Bye la France, hello the USA !

Pour échapper à un travail à Paris qui pouvait devenir ennuyeux, Léo décide de fuir un parcours prévisible. Quoi de mieux que s’essayer à l’international pour sortir des sentiers battus ? Après une scolarité classique, cap sur la Californie, précisément San Fransisco. Selon lui, c’est l’idéal pour vivre une expérience professionnelle intense. Pas forcément un choix très atypique si l’on considère San Francisco comme le temple de la tech, mais son parcours pour y arriver est sans aucun doute très original.

90 jours pour tout réaliser, Léo en fait un vrai récit qui va changer sa vingtaine. Cette expérience professionnelle deviendra celle d’une vie pleine de défis plus originaux les uns que les autres. Preuve que certains paris changent une vie.

Décris nous tes premiers instants à San Francisco.

Le jour de mon arrivée sur place, je décide de postuler directement pour ne pas perdre de temps. Mon visa touriste est limité et je compte bien mettre à profit ce timing pour décrocher un job, idéalement THE job. Je suis à l’écoute, attentif à toutes les opportunités professionnelles en dépit d’un niveau d’anglais que je ne juge pas encore tout à fait suffisant (bien que quasiment courant). Pour vivre une sorte d’American Dream, faire une veille sur tous les canaux est une étape obligée.

La date de retour est fixée. Pourtant, pour mieux croire en mon rêve, je repousse la date de mon billet. Pari tenu pour moi-même, j’ai tout à conquérir désormais. Mon premier job potentiel, c’est un cubical dont les seuls signaux de vie sont les palpitations irrégulières des néons froids qui surplombent chaque employé. Non enclin à vivre à nouveau la grisaille parisienne, incarnée ici par un bureau atroce, n’invitant à aucune forme de gaieté et d’épanouissement, je passe mon tour.

Est-ce que les développeurs français sont bien reconnus la bas ?

Oui les développeurs français sont bien reconnus aux Etats-Unis. Notre nationalité jouit de son petit prestige ! D’ailleurs, de nombreux français ont fait leurs marques à San Francisco. Par exemple, le chef de l’IA chez Facebook, c’est Yann Le Cun ! Il y a aussi Solomon Hykes, le fondateur de Docker, qui a imposé son logiciel dans toute la Silicon Valley. Être un ingénieur français, c’est un vrai plus, on te regarde d’un bon œil. Ceci dit, un apriori positif n’est pas le garant du succès une fois sur place.

Est-ce que San Francisco était la destination absolue pour toi ou aurais-tu pu partir ailleurs ?

Avant de choisir San Francisco, j’ai fait un tableur où je me suis amusé à comparer un très grand nombre de villes pour déterminer quelle serait la destination parfaite. Toronto, Boston, Los Angeles… San Francisco s’est détachée puisque cette ville reste la plus génératrice d’opportunités professionnelles.

Quelles sont les technos les plus recherchées à San Fransisco ?

Honnêtement, c’est une question vaste.
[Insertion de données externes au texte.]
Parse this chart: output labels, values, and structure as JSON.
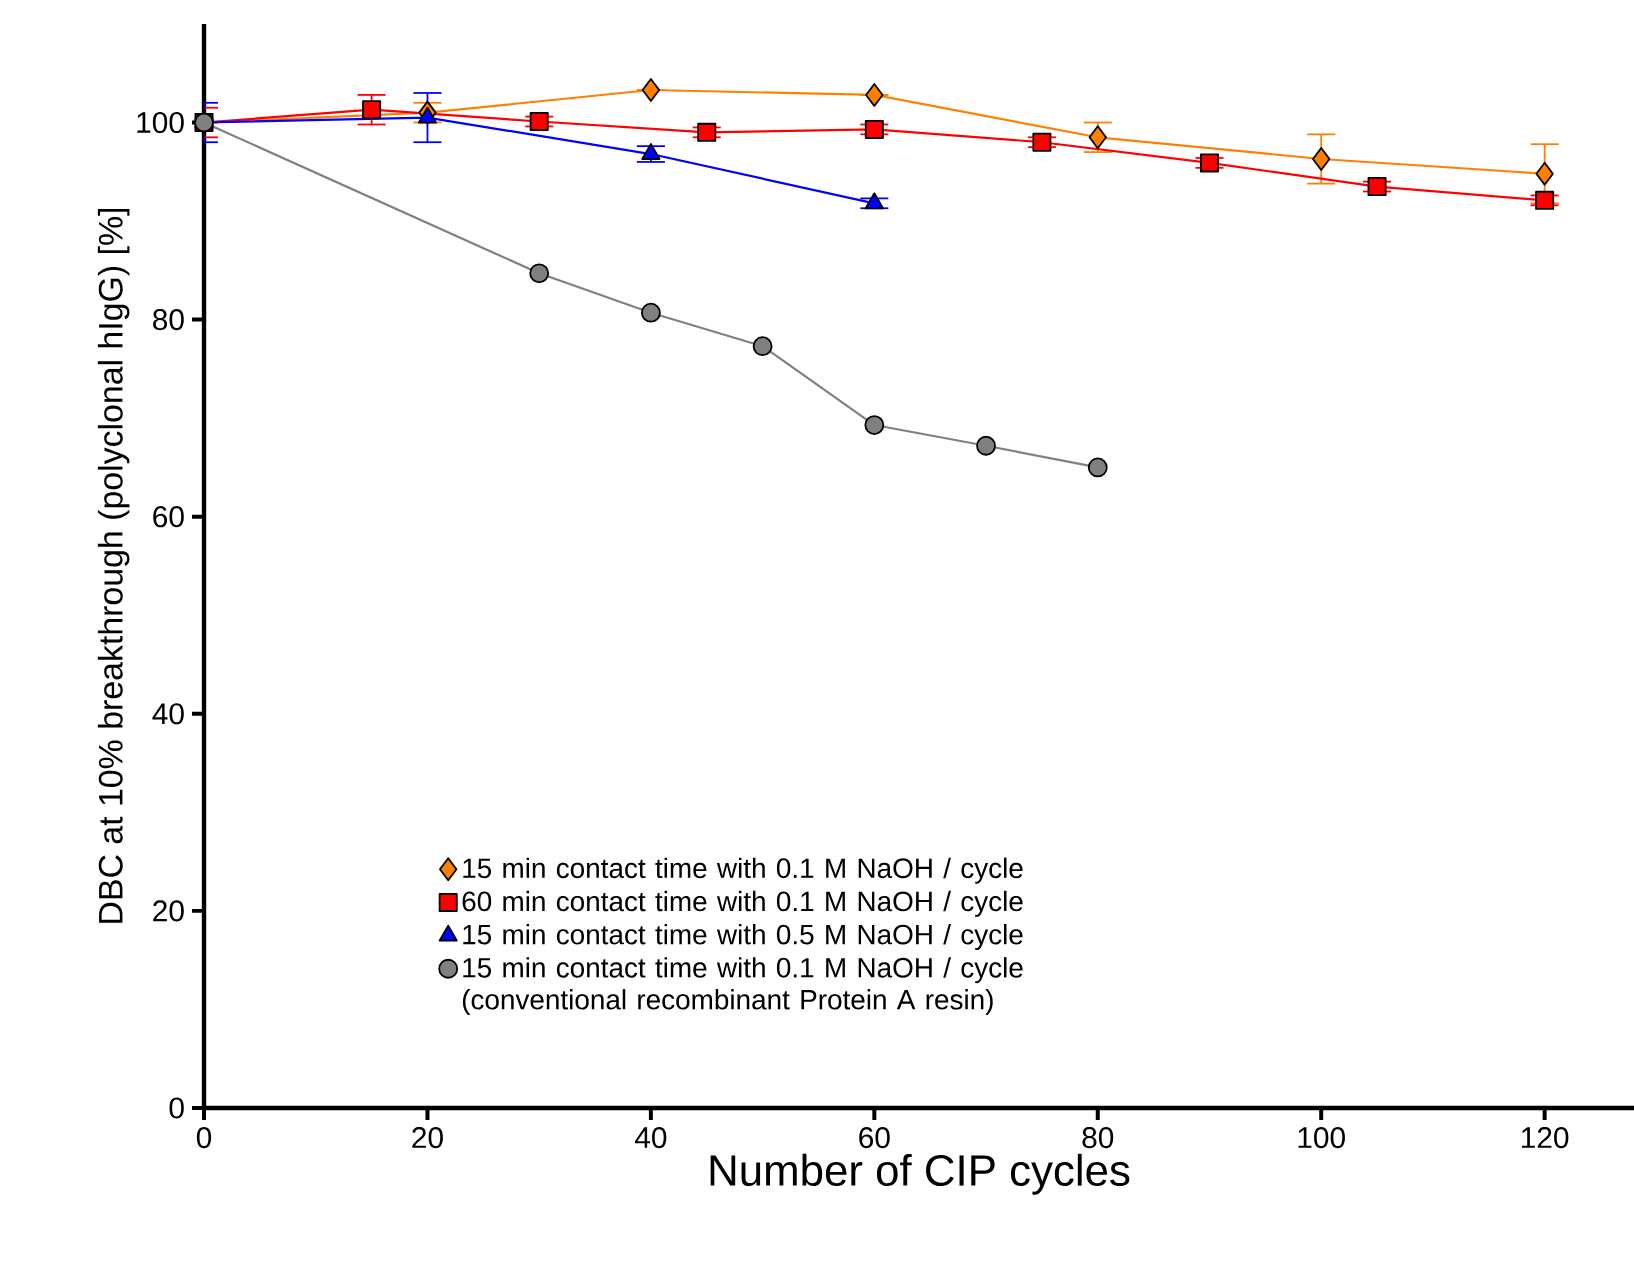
{
  "chart_data": {
    "type": "line",
    "xlabel": "Number of CIP cycles",
    "ylabel": "DBC at 10% breakthrough (polyclonal hIgG) [%]",
    "xlim": [
      0,
      128
    ],
    "ylim": [
      0,
      110
    ],
    "xticks": [
      0,
      20,
      40,
      60,
      80,
      100,
      120
    ],
    "yticks": [
      0,
      20,
      40,
      60,
      80,
      100
    ],
    "grid": false,
    "legend": "bottom",
    "line_style": "solid",
    "series": [
      {
        "name": "15 min contact time with 0.1 M NaOH / cycle",
        "color": "#ff8000",
        "marker": "diamond",
        "x": [
          0,
          20,
          40,
          60,
          80,
          100,
          120
        ],
        "values": [
          100,
          101,
          103.3,
          102.8,
          98.5,
          96.3,
          94.8
        ],
        "errors": [
          null,
          1,
          null,
          null,
          1.5,
          2.5,
          3
        ]
      },
      {
        "name": "60 min contact time with 0.1 M NaOH / cycle",
        "color": "#ff0000",
        "marker": "square",
        "x": [
          0,
          15,
          30,
          45,
          60,
          75,
          90,
          105,
          120
        ],
        "values": [
          100,
          101.3,
          100.1,
          99,
          99.3,
          98,
          95.9,
          93.5,
          92.1
        ],
        "errors": [
          1.5,
          1.5,
          0.5,
          0.5,
          0.5,
          0.5,
          0.5,
          0.5,
          0.5
        ]
      },
      {
        "name": "15 min contact time with 0.5 M NaOH / cycle",
        "color": "#0000ff",
        "marker": "triangle",
        "x": [
          0,
          20,
          40,
          60
        ],
        "values": [
          100,
          100.5,
          96.8,
          91.8
        ],
        "errors": [
          2,
          2.5,
          0.8,
          0.5
        ]
      },
      {
        "name": "15 min contact time with 0.1 M NaOH / cycle (conventional recombinant Protein A resin)",
        "color": "#808080",
        "marker": "circle",
        "x": [
          0,
          30,
          40,
          50,
          60,
          70,
          80
        ],
        "values": [
          100,
          84.7,
          80.7,
          77.3,
          69.3,
          67.2,
          65
        ]
      }
    ]
  }
}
Je dirais de maîtriser Javascript, React, Scala, Python. S’y connaître en IA et en blockchain sont de vrais plus.

Quelles sont les grandes différences existantes, pour toi, entre travailler en France et à San Francisco ?

Je dirais qu’il y a aux Etats-Unis, un culte du résultat plutôt que du chemin parcouru. On te laisse vraiment tranquille sur les moyens engagés et le choix de la méthodologie, tant que le travail est fait et que les résultats sont satisfaisants. Il n’y a pas du tout de « religion » du présentéisme. Jamais en 4 ans on ne m’a fait de remarque sur le fait que je parte plus tôt de mon poste par exemple. Je peux aussi travailler chez moi, faire autre chose pendant une heure, aller à un rendez-vous. Tant que l’objectif est réalisé, c’est bon ! Les méthodes agiles proviennent des pays anglo-saxons et pour la plupart, des USA. On se rend bien compte de l’influence de cette culture au travail qui participe aux changements du management et de la QVT en France.

Quelles forces retires-tu de ton parcours professionnel (ou de tes choix) ?

Une grande adaptabilité, surtout au début. Cela comprend une adaptabilité à la culture, mais aussi une adaptabilité personnelle et professionnelle, tout comme à un nouveau marché de l’emploi à l’étranger. J’ajoute que la persévérance, bien que cela sonne très classique, est de mise. L’audace joue aussi beaucoup, comme une bonne part de chance dans le cumul de mes visas.